As we mentioned at the outset, this disease is fascinating. It makes you go back to your resources over and over again because you learn something new or see something different that you didn’t expect from this patient coming into your office. Then you find out that there’s a way that we can put the strings together between these 2 points that says, “This makes sense. This is something that can happen for these patients, and we need to be ready for that.”

I still want to learn more about how we predict and best screen for the possibility of stroke or cerebral vascular anomalies in these children. Do we wait until they can hold still for an MRI? Or do we need to do something sooner? Do we need to do better with managing cholesterol in these children? A lot of them are going to have hypercholesterolemia associated with cholestasis and the disease itself. I’ve seen statins get mentioned as being used for children. I haven’t used them personally, hoping to do other things to limit cholestasis and help them out. But beyond the itching, which we’re going to talk about later, there are all these little other areas that come up, notwithstanding the good cardiac care and renal care that they’re going to need.
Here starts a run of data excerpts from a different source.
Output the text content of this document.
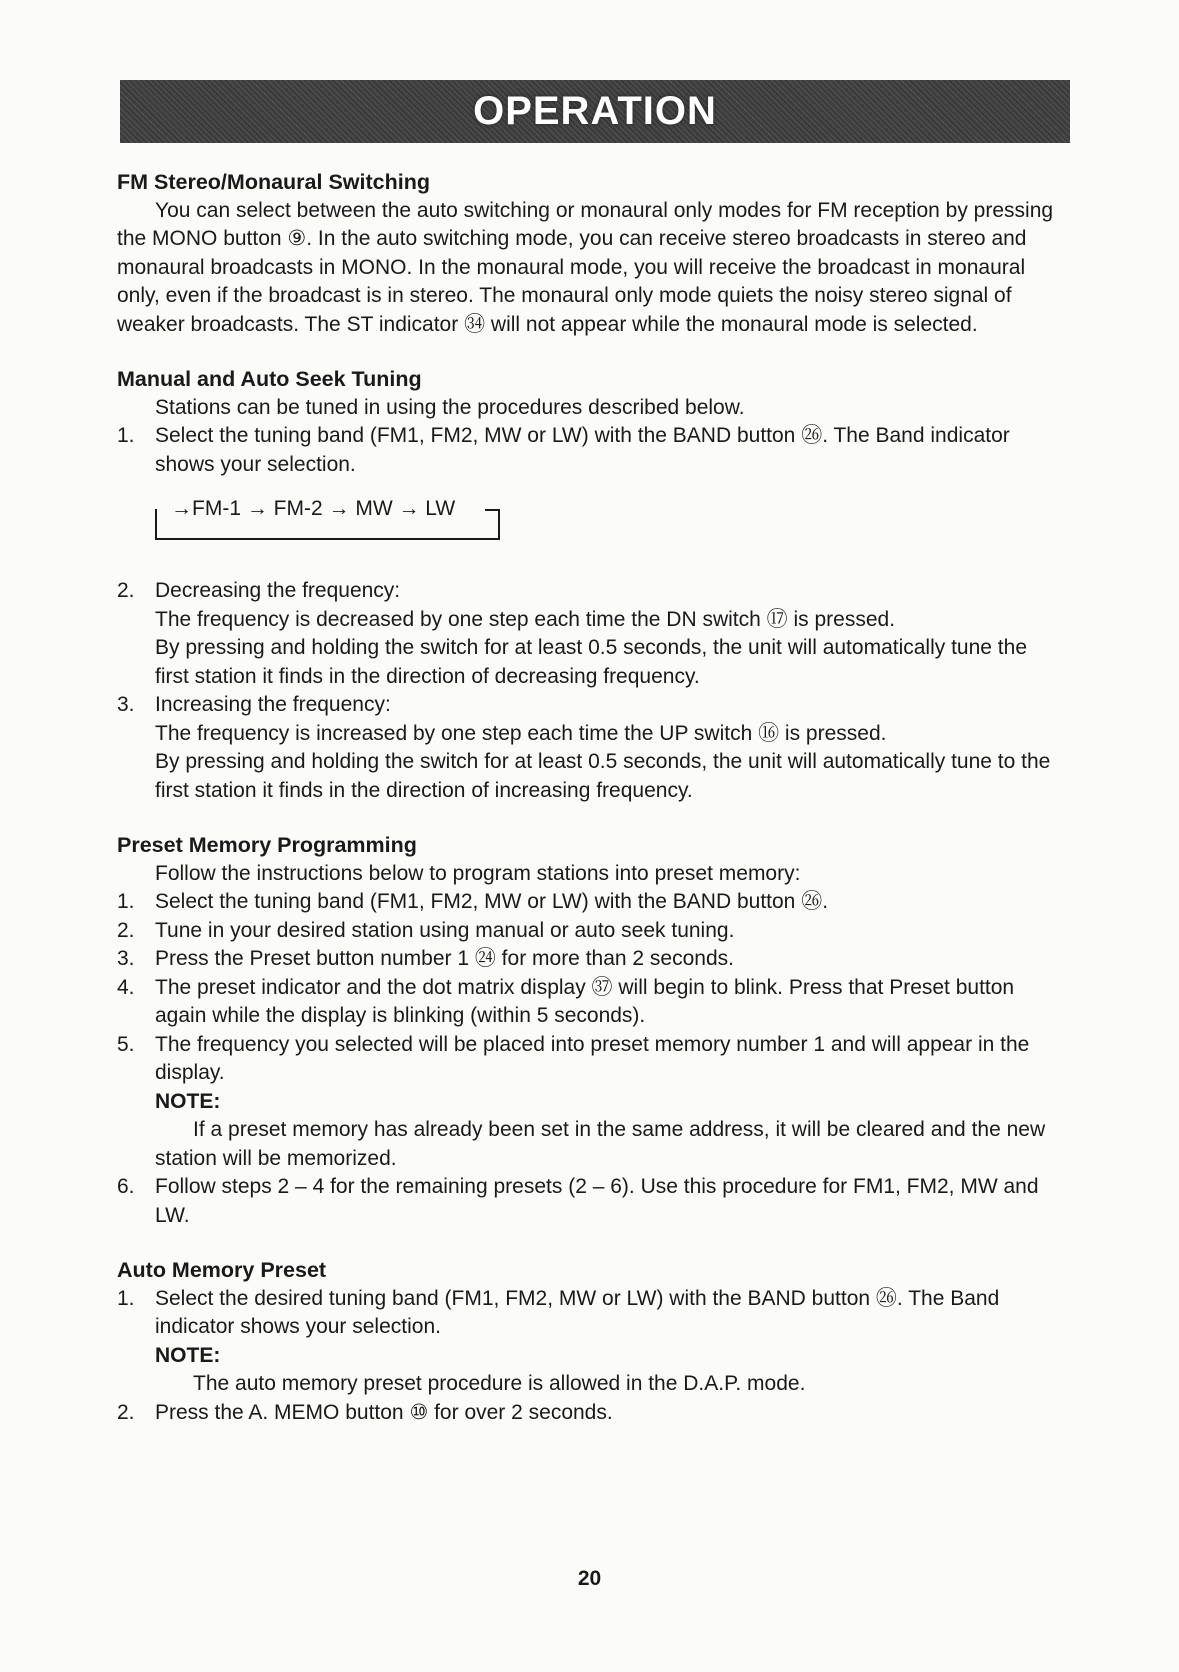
OPERATION
FM Stereo/Monaural Switching
You can select between the auto switching or monaural only modes for FM reception by pressing the MONO button ⑨. In the auto switching mode, you can receive stereo broadcasts in stereo and monaural broadcasts in MONO. In the monaural mode, you will receive the broadcast in monaural only, even if the broadcast is in stereo. The monaural only mode quiets the noisy stereo signal of weaker broadcasts. The ST indicator ㉞ will not appear while the monaural mode is selected.
Manual and Auto Seek Tuning
Stations can be tuned in using the procedures described below.
1. Select the tuning band (FM1, FM2, MW or LW) with the BAND button ㉖. The Band indicator shows your selection.
→FM-1 → FM-2 → MW → LW
2. Decreasing the frequency:
The frequency is decreased by one step each time the DN switch ⑰ is pressed.
By pressing and holding the switch for at least 0.5 seconds, the unit will automatically tune the first station it finds in the direction of decreasing frequency.
3. Increasing the frequency:
The frequency is increased by one step each time the UP switch ⑯ is pressed.
By pressing and holding the switch for at least 0.5 seconds, the unit will automatically tune to the first station it finds in the direction of increasing frequency.
Preset Memory Programming
Follow the instructions below to program stations into preset memory:
1. Select the tuning band (FM1, FM2, MW or LW) with the BAND button ㉖.
2. Tune in your desired station using manual or auto seek tuning.
3. Press the Preset button number 1 ㉔ for more than 2 seconds.
4. The preset indicator and the dot matrix display ㊲ will begin to blink. Press that Preset button again while the display is blinking (within 5 seconds).
5. The frequency you selected will be placed into preset memory number 1 and will appear in the display.
NOTE:
If a preset memory has already been set in the same address, it will be cleared and the new station will be memorized.
6. Follow steps 2 – 4 for the remaining presets (2 – 6). Use this procedure for FM1, FM2, MW and LW.
Auto Memory Preset
1. Select the desired tuning band (FM1, FM2, MW or LW) with the BAND button ㉖. The Band indicator shows your selection.
NOTE:
The auto memory preset procedure is allowed in the D.A.P. mode.
2. Press the A. MEMO button ⑩ for over 2 seconds.
20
William F. Balistreri, MD: Thank you, Ryan. That clearly is a perspective. You reminded me of a statement I make to our fellows all the time: If you’ve seen 1 patient with Alagille syndrome, you’ve seen 1 patient with Alagille syndrome.” Because the next one is going to be very different. We talked about all the other common [issues], but we didn’t mention the autoimmunities, which are becoming more prevalent. We’ve certainly seen patients with Alagille with juvenile arthropathies and other autoimmunities. We need to also keep those in mind.

One last comment about the fractures. Reggie mentioned a 4-year-old coming into the emergency department with neurological symptoms. Yes, they could have a stroke, but I’d almost guarantee that everyone on this panel has had patients who had a minor injury bumping into the coffee table that was dismissed, and it turned out to be a pathologic fracture. That education component is key. Reggie, before we get into specific treatments, do you have any comments about any issues that we didn’t talk about in terms of treatment success, patient-related factors, or things that we need to be aware of and have our families and trainees aware of?

Regino P. Gonzalez-Peralta, MD: It was all pretty well covered, particularly with Ryan’s comprehensive assessment. I’d throw in that it’s happened more than once where you talk about fractures being missed after perceived minor trauma, for example, but the other way is also important. I’ve had families become [engulfed] in the division of family and children’s services for the other way around, where it’s a minor trauma and there’s a fracture, and they say, “This must be neglect or abuse,” and a molehill becomes a mountain. These families get put through the wringer, even as you’re saying, “This person has a reason and a risk for having a fracture.” It takes a while before that translates to, “It’s OK. It wasn’t child abuse.” That also needs to be thrown in the mix.

William F. Balistreri, MD: I see our panel all shaking their heads. We’ve all had patients exactly like that. Not just with Alagille but with PFIC [progressive familial intrahepatic cholestasis] and so on.

Regino P. Gonzalez-Peralta, MD: Correct.

William F. Balistreri, MD: Thank you, Reggie.